EDUCATING youngsters about the importance of bees has never been so imperative.

With the honey bee population dwindling due to natural factors such as the unseasonal wet summers we have suffered in recent years, and the threat of the varroa mite which has wiped out 47 per cent of colonies in Yorkshire over the past five years, the need for education is now.

Conscious of raising awareness of the importance of bees to the next generation, Bradford Beekeepers Association is currently developing its schools project.

A £9,713 grant from The Gannett Foundation, run by the parent company of the Telegraph & Argus, has helped the association produce a schools pack containing two DVDs, including a data disc with around 74 individual classroom or outdoor activities for various age groups relating to bees and pollinators.

Cake making as a tool to highlight the importance pollinators play in producing the ingredients within our food chain along with science and maths-based activities are also included in the pack.

For example, one third of the food we eat would not be available if it wasn't for bees. They bring medicinal benefits too, and their harvest is used in medicinal applications, craft and manufacturing.

According to the British Beekeepers Association, 70 crops in the UK are dependent on, or benefit from, visits from bees. Bees pollinate flowers of many plants which become part of the feed of farm animals.

They have an economic value too, generating approximately £200m per year as pollinators of commercially-grown insect pollinated crops in the UK.

Bill Cadmore, training officer for Bradford Beekeepers Association and chairman of Yorkshire Beekeepers Association, says children are often 'disconnected from their food' and don't realise the part bees and other pollinators play in its production.

"The whole thing is encouraging an understanding of bio-diversity, keeping as many plants and animals around as we can," says Bill.

He says while school packs have been produced in the past and are available on the internet, he understands it is possibly the first time that an apiary visit has been included which Bradford Beekeepers Association are offering through their pack.

As well as the school pack, which is expected to be distributed free to 500 schools in the city in October, the children will also be invited to the Knowles Park Apiary where the association has transformed a former bowling pavilion into a specialist training facility.

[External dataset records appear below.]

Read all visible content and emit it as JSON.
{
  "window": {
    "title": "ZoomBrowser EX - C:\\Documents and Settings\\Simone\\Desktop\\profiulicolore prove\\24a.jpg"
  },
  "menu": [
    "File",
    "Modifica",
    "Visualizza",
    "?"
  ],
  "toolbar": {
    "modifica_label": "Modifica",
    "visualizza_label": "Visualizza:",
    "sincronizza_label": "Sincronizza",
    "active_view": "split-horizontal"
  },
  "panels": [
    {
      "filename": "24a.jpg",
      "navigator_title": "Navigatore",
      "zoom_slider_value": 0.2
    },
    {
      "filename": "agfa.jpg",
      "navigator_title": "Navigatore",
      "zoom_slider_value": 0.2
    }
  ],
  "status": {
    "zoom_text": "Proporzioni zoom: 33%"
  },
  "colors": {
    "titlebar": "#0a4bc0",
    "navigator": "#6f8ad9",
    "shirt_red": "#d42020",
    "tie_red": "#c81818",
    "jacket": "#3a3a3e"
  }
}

Bill explains the youngsters will be able to don a bee-keeping suit and actually look in the hives to see the bees in action. This will form part of a second DVD the Association is in the throes of compiling.

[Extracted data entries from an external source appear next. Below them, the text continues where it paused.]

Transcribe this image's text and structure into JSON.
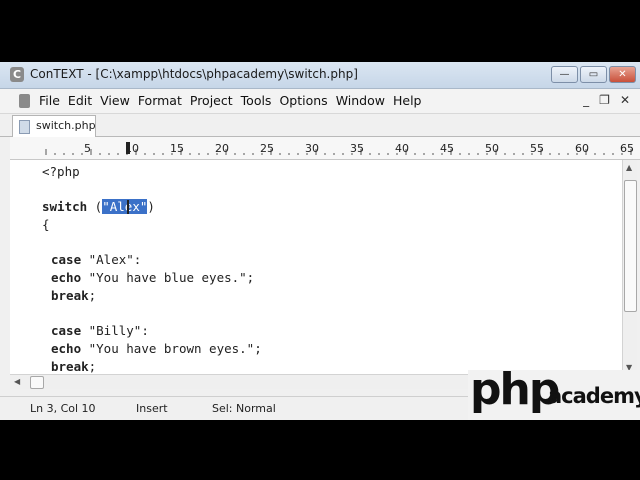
{
  "window": {
    "title": "ConTEXT - [C:\\xampp\\htdocs\\phpacademy\\switch.php]",
    "controls": {
      "minimize": "—",
      "maximize": "▭",
      "close": "✕"
    }
  },
  "menubar": {
    "items": [
      "File",
      "Edit",
      "View",
      "Format",
      "Project",
      "Tools",
      "Options",
      "Window",
      "Help"
    ],
    "doc_controls": {
      "minimize": "_",
      "restore": "❐",
      "close": "✕"
    }
  },
  "tabs": [
    {
      "label": "switch.php",
      "active": true
    }
  ],
  "ruler": {
    "labels": [
      "5",
      "10",
      "15",
      "20",
      "25",
      "30",
      "35",
      "40",
      "45",
      "50",
      "55",
      "60",
      "65"
    ]
  },
  "editor": {
    "lines": {
      "l1": "<?php",
      "l3_kw": "switch",
      "l3_open": " (",
      "l3_sel": "\"Alex\"",
      "l3_close": ")",
      "l4": "{",
      "l6_kw": "case",
      "l6_rest": " \"Alex\":",
      "l7_kw": "echo",
      "l7_rest": " \"You have blue eyes.\";",
      "l8_kw": "break",
      "l8_rest": ";",
      "l10_kw": "case",
      "l10_rest": " \"Billy\":",
      "l11_kw": "echo",
      "l11_rest": " \"You have brown eyes.\";",
      "l12_kw": "break",
      "l12_rest": ";"
    },
    "selection_color": "#3b71c8"
  },
  "status": {
    "position": "Ln 3, Col 10",
    "mode": "Insert",
    "sel": "Sel: Normal"
  },
  "logo": {
    "php": "php",
    "academy": "academy"
  }
}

"It used to be bee-keepers with their bees getting a bit of honey and really that was what it was about," says Bill, referring to the surge in popularity in bee-keeping both as a pastime and also as a way of preserving habitats.

"Now it is becoming almost like crusading for the environment, for maintaining a habitat, and education is a vital part of that," says Bill.

As well as educating the next generation about bees, Bradford is also becoming renowned as one of the cities at the forefront of urban beekeeping in Britain.

The University of Bradford has already set up and established its own hives run by Bradford Beekeepers Association. Companies have since followed suit with the Yorkshire Building Society introducing bees into its rural surroundings in Rooley Lane along with Marks & Spencer which introduced hives at its Bradford distribution centre.

According to Bill, the development of urban bee-keeping is essential as the countryside often has little fodder for bees with land utilised for grazing horses or growing wheat. There are also fewer hedgerows and woodland.

"Out in the countryside in farmland there is a huge decline in bees and all the pollinators and the city suburbs are now a reservoir to those so city bee-keeping is really important," explains Bill.

He hopes this summer's warmer weather will help to turn around the struggles bees have faced during the wetter summers in recent years. "This year the good summer has turned it around a bit and it has been particularly good for those who have just started," says Bill.

"The bees are doing what they are supposed to do which is getting out and making honey."